From d7726e7b26a5002e7f7403237cc8a152de71671e Mon Sep 17 00:00:00 2001
From: Yash Katariya <yashkatariya@google.com>
Date: Fri, 9 Sep 2022 14:24:39 -0700
Subject: [PATCH] Make `__getitem__` work for PmapSharding just like SDA works.
 DA is already covered with the current implementation.

Added TODOs to take fast path for indices wherever it is possible to do that. If a correct index is passed during getitem and if that index exists on `Array`, then the fast path is taken (see the test in this CL).

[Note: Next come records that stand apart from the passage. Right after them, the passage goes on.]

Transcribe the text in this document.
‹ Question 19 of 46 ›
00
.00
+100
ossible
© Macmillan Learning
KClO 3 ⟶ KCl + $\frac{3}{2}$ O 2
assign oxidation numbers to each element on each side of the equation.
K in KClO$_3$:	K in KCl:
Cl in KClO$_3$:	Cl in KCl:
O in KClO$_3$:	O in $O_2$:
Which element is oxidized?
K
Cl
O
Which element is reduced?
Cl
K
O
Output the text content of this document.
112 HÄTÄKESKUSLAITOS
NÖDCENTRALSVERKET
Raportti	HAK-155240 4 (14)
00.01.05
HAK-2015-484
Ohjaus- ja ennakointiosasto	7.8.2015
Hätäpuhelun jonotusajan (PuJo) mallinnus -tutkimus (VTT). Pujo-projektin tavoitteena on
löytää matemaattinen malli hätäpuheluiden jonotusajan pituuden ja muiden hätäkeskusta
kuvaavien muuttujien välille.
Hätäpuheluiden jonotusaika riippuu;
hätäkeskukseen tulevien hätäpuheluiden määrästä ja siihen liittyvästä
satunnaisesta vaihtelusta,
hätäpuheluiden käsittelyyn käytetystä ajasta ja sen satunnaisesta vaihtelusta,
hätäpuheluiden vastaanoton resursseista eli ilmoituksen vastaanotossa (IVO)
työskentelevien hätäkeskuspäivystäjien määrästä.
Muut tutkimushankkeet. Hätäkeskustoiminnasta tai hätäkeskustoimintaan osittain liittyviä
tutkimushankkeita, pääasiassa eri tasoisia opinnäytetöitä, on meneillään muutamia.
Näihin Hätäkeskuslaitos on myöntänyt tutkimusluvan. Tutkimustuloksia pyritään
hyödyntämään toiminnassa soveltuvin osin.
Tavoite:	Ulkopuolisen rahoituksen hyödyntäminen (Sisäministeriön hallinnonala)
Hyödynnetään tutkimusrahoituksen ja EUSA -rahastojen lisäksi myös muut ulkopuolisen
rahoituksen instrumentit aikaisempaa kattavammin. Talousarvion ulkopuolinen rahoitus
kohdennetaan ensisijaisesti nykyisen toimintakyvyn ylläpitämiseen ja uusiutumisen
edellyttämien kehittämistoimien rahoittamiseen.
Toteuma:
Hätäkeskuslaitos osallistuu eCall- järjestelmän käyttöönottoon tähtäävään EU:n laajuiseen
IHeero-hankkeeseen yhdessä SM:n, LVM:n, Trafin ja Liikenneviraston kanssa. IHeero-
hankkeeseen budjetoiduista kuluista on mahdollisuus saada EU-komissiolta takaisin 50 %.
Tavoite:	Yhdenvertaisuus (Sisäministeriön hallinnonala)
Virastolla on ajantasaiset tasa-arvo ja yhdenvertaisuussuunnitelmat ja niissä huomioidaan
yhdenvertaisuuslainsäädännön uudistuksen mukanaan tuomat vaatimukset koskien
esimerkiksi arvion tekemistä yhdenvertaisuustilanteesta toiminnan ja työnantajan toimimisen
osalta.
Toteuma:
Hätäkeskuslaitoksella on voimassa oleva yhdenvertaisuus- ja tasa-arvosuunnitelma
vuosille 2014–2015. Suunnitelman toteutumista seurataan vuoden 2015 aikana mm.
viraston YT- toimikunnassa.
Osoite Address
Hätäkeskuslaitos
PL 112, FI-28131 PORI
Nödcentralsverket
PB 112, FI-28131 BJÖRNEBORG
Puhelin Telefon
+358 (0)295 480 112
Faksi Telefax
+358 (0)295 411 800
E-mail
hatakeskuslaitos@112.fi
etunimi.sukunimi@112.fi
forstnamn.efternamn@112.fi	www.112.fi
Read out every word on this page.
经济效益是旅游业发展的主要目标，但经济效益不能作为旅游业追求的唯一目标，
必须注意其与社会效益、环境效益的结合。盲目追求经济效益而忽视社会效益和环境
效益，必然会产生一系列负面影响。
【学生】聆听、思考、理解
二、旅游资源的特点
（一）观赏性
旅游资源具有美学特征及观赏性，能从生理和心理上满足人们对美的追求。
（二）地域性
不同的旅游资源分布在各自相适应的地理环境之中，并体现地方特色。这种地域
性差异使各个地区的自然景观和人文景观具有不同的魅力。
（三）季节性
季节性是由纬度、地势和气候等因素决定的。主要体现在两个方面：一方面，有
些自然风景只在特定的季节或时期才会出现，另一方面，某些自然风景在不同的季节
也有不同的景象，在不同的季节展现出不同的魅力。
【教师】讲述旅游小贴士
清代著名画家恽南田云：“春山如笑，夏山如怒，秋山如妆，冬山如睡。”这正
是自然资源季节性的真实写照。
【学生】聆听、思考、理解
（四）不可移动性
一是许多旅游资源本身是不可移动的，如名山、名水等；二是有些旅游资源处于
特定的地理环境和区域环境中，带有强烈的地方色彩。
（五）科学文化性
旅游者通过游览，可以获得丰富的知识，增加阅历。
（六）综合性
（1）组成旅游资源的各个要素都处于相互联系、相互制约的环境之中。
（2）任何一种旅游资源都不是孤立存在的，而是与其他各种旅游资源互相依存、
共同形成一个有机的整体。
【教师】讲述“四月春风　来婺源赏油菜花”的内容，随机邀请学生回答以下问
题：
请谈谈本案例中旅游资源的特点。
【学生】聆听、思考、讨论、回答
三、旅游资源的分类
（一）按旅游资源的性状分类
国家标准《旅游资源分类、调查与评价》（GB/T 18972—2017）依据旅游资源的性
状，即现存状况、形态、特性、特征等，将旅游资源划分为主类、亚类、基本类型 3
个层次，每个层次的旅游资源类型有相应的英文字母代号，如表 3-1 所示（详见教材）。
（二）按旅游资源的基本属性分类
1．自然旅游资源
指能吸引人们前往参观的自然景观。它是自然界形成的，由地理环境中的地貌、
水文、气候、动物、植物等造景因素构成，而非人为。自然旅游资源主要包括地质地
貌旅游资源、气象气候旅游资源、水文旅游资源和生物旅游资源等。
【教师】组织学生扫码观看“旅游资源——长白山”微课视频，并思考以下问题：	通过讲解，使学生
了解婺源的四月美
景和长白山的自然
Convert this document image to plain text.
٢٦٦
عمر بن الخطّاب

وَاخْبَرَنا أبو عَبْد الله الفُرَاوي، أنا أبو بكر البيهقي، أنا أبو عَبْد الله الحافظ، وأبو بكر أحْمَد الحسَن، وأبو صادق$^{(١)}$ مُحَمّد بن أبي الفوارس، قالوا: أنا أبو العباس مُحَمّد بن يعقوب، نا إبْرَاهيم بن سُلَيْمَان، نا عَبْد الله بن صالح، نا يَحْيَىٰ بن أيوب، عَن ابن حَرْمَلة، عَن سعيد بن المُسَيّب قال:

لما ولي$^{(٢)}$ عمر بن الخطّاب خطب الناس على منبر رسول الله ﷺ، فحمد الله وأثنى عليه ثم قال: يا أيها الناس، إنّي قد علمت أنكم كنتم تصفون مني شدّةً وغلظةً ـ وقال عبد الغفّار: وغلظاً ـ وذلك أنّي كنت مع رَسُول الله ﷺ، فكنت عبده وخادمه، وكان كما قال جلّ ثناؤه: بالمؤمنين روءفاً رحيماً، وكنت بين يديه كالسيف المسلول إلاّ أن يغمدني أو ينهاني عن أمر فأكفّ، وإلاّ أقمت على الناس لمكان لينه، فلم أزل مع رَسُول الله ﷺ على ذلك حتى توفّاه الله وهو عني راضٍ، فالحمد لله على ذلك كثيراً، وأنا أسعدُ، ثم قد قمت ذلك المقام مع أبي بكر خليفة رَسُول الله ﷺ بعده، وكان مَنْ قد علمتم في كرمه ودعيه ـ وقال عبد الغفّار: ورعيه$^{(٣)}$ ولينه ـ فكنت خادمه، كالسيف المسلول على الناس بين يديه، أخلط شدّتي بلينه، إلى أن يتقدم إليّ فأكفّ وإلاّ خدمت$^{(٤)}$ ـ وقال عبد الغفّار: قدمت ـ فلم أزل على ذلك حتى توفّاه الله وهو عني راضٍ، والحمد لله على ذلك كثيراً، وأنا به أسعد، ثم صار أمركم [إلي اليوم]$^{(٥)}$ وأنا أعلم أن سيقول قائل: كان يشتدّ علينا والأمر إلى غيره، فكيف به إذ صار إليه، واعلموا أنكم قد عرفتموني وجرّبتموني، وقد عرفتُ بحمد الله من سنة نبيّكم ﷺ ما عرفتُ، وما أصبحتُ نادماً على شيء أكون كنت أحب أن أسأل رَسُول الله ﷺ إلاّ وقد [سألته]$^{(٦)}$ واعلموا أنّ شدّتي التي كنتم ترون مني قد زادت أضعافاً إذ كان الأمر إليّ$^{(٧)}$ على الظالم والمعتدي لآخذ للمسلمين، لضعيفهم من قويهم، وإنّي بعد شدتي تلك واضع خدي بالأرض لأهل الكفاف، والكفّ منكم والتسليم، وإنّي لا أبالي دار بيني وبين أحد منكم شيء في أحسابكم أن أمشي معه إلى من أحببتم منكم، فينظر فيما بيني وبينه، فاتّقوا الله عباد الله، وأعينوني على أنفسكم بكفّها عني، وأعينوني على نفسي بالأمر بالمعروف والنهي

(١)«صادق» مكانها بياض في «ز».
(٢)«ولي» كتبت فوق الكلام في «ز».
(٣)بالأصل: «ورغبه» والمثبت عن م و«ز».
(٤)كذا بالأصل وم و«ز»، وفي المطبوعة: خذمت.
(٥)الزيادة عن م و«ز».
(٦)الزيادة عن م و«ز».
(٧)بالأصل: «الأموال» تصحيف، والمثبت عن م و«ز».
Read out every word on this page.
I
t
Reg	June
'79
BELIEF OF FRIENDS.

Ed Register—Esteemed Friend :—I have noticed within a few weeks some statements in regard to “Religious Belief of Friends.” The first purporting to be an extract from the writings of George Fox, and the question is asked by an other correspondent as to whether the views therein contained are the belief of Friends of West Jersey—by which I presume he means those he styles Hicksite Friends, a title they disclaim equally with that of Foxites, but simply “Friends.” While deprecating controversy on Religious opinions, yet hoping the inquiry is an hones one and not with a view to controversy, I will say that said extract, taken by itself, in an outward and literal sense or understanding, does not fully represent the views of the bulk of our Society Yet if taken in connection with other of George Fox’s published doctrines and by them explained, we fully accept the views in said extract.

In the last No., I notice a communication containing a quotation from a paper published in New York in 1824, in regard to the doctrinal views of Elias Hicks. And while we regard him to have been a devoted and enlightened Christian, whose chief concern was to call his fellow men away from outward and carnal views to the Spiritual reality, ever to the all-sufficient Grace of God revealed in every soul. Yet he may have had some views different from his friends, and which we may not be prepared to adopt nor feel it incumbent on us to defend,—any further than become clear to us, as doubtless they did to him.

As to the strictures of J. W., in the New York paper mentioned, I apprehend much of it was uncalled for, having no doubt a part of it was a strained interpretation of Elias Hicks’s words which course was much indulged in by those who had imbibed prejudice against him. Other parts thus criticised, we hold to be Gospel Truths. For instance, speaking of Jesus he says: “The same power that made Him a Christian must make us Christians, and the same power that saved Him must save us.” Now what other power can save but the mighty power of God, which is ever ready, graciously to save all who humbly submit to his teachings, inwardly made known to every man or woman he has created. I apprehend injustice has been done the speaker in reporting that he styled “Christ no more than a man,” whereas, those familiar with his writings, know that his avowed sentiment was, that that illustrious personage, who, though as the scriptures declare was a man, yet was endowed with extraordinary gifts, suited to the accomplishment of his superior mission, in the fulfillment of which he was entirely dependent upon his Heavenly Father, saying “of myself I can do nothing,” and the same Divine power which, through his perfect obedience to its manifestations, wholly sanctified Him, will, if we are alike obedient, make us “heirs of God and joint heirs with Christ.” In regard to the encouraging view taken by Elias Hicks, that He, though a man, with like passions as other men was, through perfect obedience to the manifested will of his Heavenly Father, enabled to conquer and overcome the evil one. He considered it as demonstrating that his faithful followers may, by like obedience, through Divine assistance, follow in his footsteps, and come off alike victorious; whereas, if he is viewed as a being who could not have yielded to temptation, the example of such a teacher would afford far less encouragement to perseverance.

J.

PiperOrigin-RevId: 473342504
---
 jax/_src/numpy/lax_numpy.py |  6 +++--
 jax/experimental/array.py   | 46 +++++++++++++++++++++++++++----------
 tests/array_test.py         | 32 +++++++++++++++++++++++---
 tests/pmap_test.py          | 13 ++++++-----
 4 files changed, 74 insertions(+), 23 deletions(-)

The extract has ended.